Russian authorities have blocked access to exiled former tycoon Mikhail Khodorkovsky’s rights group website and news outlets, which have been critical of the Kremlin ahead of next month’s high-stakes elections.
Open Media and MBKh Media said late Wednesday that they had not been notified of the intention to block their websites by state media watchdog Roskomnadzor. Both said Thursday they were shutting down because of the move.
“The risks for the project’s employees are too high,” Open Media said in a social media post.
"This time the risks are too great — not only for journalists who worked on the resource, but also for any people who liked our content and decided to share it with others," MBKh Media said in a similar post.
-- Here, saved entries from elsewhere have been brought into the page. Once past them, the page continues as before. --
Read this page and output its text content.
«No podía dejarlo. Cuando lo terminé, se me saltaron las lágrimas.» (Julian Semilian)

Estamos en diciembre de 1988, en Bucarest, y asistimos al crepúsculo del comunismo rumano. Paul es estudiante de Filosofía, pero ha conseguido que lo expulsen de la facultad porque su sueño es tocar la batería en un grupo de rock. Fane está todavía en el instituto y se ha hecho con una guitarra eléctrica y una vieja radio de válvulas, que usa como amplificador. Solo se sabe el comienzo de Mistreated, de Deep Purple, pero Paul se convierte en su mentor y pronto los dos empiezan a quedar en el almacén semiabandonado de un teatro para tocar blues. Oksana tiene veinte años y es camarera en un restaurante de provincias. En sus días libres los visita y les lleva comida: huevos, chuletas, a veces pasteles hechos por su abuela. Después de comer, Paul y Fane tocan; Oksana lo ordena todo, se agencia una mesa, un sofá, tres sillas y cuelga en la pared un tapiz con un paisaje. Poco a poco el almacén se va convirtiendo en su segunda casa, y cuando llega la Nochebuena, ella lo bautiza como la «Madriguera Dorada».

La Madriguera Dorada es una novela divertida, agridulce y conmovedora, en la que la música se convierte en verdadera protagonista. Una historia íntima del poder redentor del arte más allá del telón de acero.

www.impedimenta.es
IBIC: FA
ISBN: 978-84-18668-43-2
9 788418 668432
A federal registry of blocked websites said the order came from the Prosecutor General’s Office, citing a law that allows websites to be blocked for inciting extremism and participation in unauthorized mass rallies.
The registry also showed that the human rights advocacy group Pravozashchita Otkrytki had been blocked by Roskomnadzor. Its lawyer Anastasia Burakova tweeted late Wednesday that the project has also shut down.
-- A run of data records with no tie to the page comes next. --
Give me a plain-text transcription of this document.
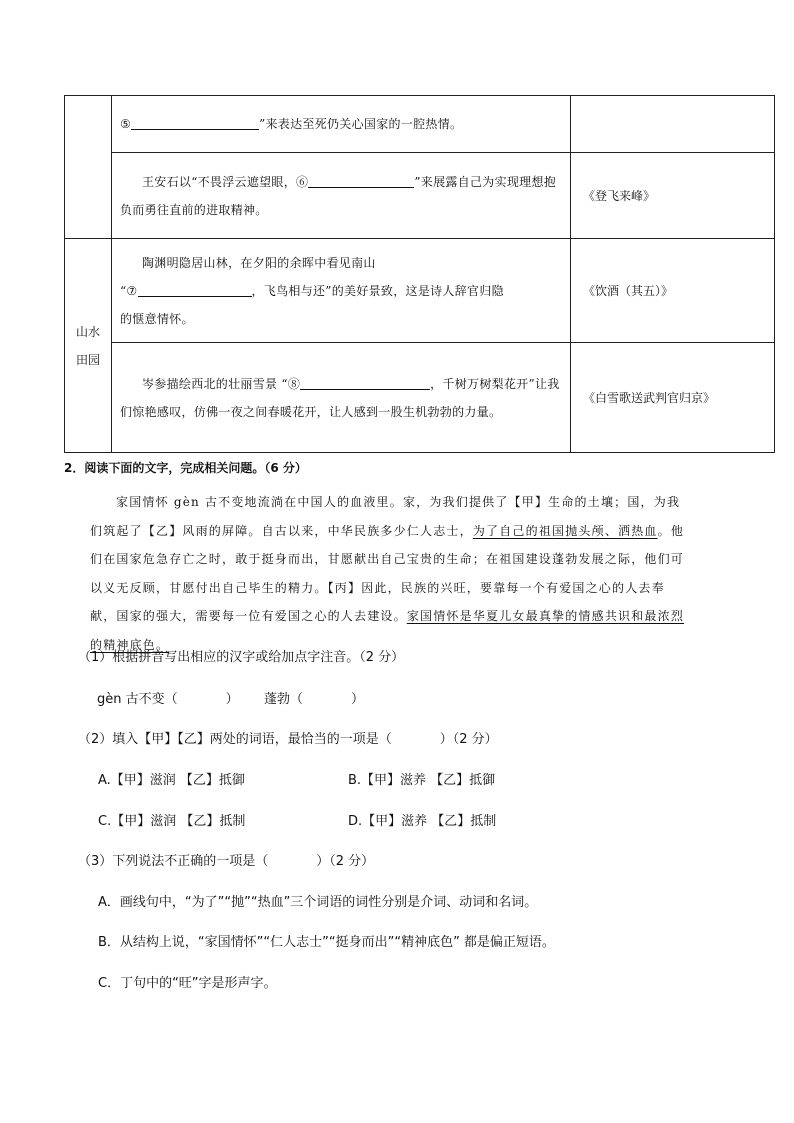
	⑤ ”来表达至死仍关心国家的一腔热情。	
	王安石以“不畏浮云遮望眼，⑥ ”来展露自己为实现理想抱负而勇往直前的进取精神。	《登飞来峰》
山水田园	陶渊明隐居山林，在夕阳的余晖中看见南山
“⑦ ，飞鸟相与还”的美好景致，这是诗人辞官归隐
的惬意情怀。	《饮酒（其五）》
	岑参描绘西北的壮丽雪景 “⑧ ，千树万树梨花开”让我们惊艳感叹，仿佛一夜之间春暖花开，让人感到一股生机勃勃的力量。	《白雪歌送武判官归京》
2．阅读下面的文字，完成相关问题。（6 分）
家国情怀 gèn 古不变地流淌在中国人的血液里。家，为我们提供了【甲】生命的土壤；国，为我们筑起了【乙】风雨的屏障。自古以来，中华民族多少仁人志士，为了自己的祖国抛头颅、洒热血。他们在国家危急存亡之时，敢于挺身而出，甘愿献出自己宝贵的生命；在祖国建设蓬勃发展之际，他们可以义无反顾，甘愿付出自己毕生的精力。【丙】因此，民族的兴旺，要靠每一个有爱国之心的人去奉献，国家的强大，需要每一位有爱国之心的人去建设。家国情怀是华夏儿女最真挚的情感共识和最浓烈的精神底色。
（1）根据拼音写出相应的汉字或给加点字注音。（2 分）
gèn 古不变（	） 蓬勃（	）
（2）填入【甲】【乙】两处的词语，最恰当的一项是（	）（2 分）
A.【甲】滋润 【乙】抵御	B.【甲】滋养 【乙】抵御
C.【甲】滋润 【乙】抵制	D.【甲】滋养 【乙】抵制
（3）下列说法不正确的一项是（	）（2 分）
A．画线句中，“为了”“抛”“热血”三个词语的词性分别是介词、动词和名词。
B．从结构上说，“家国情怀”“仁人志士”“挺身而出”“精神底色” 都是偏正短语。
C．丁句中的“旺”字是形声字。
All three entities are funded by Mikhail Khodorkovsky, a former oil tycoon who moved to London after spending almost a decade in Russian prison on fraud charges widely seen as politically motivated.
Khodorkovsky launched the Open Media and MBKh Media outlets in 2017 after Russian authorities blacklisted as “undesirable” his pro-democracy NGO Open Russia, banning its activities within the country.
In a tweet reacting to his websites being blocked, Khodorkovsky urged President Vladimir Putin to “chill out” or “you’ll give yourself an aneurysm at this rate.”
He vowed last month to relocate the employees of his media projects out of Russia or close them altogether over state pressure.
The latest restrictions come days after Roskomnadzor blocked 49 websites belonging to or linked to jailed Kremlin critic Alexei Navalny and ordered Western tech giants Twitter and YouTube to block his allies’ accounts.
Critics see the moves — including blacklisting “undesirable” and “foreign agent” independent news sites and raiding and detaining journalists with increasing frequency — as the Kremlin stifling dissent in the lead-up to the Sept. 17-19 parliamentary elections.